The La Libertad Avanza leader has repeatedly pledged to shift Argentina’s foreign policy away from the current government’s focus on relations with Brazil and China and to deepen relations with the United States and Israel.
As The Buenos Aires Times and other have noted, a trip to Israel “will be read as backing Israel’s strategy in Gaza at a time other Latin American leaders have questioned it.”
Milei has strongly criticized President Alberto Fernández’s administration for its response to the October 7th terror attack by the Hamas terror group against Israel.
“The position adopted by the Argentine Foreign Ministry is too soft for the aberrant situation that is happening [in Israel],” Milei said at a meeting last month.
A total of 21 Argentines were kidnapped in last month’s assault and they are still being detained.
Milei and his supporters celebrated the paradigm shift his victory represents with a euphoria that spilled into the streets.

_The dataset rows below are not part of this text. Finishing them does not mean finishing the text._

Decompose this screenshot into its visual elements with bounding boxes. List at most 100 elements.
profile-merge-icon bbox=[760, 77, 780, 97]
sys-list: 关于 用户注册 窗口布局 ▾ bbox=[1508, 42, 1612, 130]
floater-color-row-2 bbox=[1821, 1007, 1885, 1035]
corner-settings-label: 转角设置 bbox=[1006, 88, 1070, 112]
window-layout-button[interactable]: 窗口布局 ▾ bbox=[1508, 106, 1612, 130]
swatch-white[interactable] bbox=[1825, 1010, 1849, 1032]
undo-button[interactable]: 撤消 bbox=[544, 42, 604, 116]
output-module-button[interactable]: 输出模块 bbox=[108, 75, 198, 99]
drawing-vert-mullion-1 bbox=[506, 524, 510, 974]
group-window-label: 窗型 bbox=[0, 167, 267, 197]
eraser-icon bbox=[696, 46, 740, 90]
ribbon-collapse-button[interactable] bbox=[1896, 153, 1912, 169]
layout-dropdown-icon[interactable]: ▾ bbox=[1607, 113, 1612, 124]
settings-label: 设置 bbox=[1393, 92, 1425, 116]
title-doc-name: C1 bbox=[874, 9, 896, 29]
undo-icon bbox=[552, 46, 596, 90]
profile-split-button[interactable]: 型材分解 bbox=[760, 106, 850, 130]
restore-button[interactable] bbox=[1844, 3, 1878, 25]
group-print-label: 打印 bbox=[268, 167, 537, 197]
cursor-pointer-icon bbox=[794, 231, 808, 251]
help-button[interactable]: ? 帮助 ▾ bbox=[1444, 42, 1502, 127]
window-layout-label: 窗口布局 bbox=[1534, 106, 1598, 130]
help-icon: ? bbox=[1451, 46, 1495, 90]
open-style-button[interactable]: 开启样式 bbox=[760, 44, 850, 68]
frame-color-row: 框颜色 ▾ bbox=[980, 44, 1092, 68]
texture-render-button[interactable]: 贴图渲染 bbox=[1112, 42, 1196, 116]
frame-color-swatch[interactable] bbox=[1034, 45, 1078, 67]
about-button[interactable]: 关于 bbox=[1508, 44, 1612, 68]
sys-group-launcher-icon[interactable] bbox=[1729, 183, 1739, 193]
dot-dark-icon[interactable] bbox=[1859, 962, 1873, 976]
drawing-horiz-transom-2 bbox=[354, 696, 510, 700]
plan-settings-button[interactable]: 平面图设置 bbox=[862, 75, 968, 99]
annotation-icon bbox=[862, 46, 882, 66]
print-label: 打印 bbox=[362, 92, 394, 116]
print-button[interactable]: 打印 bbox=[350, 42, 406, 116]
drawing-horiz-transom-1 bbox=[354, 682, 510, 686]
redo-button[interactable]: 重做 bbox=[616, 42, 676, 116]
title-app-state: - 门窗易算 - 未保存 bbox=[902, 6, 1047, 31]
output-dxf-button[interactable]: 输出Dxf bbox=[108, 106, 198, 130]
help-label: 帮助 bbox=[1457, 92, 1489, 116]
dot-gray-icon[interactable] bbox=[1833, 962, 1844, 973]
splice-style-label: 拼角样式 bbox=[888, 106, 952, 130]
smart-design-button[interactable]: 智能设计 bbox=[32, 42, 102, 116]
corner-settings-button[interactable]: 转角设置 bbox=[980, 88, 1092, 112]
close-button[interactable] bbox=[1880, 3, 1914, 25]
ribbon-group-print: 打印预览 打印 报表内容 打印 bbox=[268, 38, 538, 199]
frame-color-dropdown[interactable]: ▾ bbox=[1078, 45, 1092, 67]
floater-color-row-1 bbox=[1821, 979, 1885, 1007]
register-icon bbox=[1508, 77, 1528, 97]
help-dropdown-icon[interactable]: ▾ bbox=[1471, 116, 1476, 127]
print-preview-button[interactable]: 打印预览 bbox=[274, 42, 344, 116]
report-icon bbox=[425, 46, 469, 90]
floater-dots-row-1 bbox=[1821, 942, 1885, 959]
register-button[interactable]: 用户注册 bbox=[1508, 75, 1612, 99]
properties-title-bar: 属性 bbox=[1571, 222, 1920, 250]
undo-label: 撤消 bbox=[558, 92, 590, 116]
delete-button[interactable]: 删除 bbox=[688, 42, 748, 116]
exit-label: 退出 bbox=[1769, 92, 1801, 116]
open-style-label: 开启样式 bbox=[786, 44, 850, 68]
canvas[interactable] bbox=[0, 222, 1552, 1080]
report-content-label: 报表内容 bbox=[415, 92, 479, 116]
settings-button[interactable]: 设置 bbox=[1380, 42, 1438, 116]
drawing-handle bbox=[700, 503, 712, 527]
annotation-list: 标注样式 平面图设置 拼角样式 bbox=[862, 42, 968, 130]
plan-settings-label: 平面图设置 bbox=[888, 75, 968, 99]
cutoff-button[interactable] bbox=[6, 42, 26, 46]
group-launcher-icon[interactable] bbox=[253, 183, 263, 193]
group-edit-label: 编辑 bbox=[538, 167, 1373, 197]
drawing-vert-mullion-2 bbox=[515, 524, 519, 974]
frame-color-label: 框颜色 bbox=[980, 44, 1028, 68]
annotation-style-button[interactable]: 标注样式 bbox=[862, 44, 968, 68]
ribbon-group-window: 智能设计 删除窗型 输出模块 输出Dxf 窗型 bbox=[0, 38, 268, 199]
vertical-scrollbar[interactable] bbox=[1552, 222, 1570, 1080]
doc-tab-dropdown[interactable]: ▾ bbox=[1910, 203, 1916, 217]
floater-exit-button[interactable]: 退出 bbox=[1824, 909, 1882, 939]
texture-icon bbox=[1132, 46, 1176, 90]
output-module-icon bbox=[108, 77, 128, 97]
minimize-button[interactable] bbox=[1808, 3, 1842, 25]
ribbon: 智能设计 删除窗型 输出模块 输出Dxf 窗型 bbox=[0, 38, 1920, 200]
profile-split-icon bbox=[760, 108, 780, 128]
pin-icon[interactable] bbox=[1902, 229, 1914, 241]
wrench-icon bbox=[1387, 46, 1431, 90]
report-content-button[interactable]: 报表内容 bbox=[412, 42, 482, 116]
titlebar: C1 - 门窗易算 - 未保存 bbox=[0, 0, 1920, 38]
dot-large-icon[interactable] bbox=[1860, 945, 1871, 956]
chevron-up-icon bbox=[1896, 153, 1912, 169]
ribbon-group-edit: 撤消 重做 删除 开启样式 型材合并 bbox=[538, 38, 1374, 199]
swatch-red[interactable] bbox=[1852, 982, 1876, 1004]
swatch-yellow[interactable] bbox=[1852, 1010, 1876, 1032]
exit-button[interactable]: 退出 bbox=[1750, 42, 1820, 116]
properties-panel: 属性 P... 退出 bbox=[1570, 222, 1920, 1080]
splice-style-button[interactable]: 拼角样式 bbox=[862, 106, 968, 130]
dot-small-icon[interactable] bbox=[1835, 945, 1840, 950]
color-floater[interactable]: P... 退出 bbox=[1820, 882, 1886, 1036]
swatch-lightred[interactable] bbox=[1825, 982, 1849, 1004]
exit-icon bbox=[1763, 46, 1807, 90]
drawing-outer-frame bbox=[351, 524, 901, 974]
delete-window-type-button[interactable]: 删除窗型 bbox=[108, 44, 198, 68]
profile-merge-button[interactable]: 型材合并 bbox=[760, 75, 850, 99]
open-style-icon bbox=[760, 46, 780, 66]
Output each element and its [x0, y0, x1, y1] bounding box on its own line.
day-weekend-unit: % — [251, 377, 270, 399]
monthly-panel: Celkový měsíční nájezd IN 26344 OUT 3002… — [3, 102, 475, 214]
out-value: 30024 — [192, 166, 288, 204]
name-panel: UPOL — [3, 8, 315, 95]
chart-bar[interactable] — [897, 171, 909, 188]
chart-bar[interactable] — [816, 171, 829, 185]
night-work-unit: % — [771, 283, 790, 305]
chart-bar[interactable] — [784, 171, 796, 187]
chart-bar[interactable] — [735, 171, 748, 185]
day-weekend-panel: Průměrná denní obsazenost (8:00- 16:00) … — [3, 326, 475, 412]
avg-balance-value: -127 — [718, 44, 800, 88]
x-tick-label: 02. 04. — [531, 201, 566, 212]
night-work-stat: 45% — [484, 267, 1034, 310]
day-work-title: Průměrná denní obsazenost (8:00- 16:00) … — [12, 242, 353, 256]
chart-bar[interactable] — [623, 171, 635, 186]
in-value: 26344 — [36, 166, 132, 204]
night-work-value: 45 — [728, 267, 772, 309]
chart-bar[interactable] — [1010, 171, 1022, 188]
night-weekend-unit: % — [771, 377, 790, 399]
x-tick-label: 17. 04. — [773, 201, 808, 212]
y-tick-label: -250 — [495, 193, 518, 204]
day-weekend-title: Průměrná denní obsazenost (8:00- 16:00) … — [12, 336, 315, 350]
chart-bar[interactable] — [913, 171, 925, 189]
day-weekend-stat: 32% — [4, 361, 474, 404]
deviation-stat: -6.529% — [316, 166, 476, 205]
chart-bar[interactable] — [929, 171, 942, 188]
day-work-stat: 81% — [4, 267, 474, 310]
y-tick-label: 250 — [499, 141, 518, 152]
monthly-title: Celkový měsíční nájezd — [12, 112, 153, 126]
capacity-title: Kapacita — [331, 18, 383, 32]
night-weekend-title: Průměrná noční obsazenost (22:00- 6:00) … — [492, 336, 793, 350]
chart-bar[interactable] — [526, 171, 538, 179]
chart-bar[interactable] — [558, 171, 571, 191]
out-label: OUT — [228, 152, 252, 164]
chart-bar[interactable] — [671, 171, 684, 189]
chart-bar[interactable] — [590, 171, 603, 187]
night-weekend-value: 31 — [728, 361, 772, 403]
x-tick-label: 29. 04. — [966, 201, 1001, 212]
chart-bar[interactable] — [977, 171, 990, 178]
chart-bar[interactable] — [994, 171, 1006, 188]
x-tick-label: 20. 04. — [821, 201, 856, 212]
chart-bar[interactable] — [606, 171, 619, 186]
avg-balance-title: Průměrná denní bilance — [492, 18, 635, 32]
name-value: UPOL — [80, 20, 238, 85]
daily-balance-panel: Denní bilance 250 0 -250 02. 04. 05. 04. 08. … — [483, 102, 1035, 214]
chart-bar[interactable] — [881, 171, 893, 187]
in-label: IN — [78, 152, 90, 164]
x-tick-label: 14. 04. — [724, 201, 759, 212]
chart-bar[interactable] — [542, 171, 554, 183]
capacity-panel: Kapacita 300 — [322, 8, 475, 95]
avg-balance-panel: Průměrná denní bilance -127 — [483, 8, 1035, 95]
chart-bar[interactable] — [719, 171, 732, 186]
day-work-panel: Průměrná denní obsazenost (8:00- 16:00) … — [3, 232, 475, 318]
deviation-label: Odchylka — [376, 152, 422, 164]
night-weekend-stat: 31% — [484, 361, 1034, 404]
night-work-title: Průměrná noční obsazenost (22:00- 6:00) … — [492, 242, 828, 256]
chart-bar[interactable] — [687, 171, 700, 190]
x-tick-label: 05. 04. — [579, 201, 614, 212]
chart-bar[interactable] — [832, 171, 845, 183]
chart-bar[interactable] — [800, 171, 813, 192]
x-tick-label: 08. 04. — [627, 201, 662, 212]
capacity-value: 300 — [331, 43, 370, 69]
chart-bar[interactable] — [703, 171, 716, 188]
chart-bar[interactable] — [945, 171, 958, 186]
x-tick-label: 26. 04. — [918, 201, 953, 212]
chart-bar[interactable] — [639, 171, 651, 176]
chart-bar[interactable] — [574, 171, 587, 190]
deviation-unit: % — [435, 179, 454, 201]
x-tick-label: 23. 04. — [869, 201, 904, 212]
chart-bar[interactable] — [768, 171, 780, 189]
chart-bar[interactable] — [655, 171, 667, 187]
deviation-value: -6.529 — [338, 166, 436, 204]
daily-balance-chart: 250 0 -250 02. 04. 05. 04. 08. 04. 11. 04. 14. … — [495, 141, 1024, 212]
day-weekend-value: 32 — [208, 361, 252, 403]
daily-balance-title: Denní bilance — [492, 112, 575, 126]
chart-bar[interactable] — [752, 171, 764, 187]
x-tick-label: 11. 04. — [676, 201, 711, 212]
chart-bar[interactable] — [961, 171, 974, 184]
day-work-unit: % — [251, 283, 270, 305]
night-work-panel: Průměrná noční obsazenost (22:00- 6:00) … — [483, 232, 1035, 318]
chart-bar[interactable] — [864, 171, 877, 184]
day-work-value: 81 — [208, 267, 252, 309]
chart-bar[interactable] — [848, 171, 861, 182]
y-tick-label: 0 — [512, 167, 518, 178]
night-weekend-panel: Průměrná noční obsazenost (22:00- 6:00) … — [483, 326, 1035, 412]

The deflated Massa camp, meanwhile, acknowledged defeat at 8:00 p.m.
“We did not come to invent anything, but to do the things that history has shown to work,” Milei later said in his own victory speech, recalling as well that “Argentina’s situation is critical.”
“There is no place for gradualism or lukewarmness, there is no place for half measures,” he added. “If we don’t move fast with the structural changes that Argentina needs, we are heading for a worse crisis.”
He pledged his commitment “to democracy, free trade and peace” and to “work side by side with all the free nations of the world.”
“We have a monumental problem ahead, inflation, stagnation, genuine lack of employment, insecurity, poverty and destitution, problems that only have a solution if we embrace the ideas of freedom,” he closed.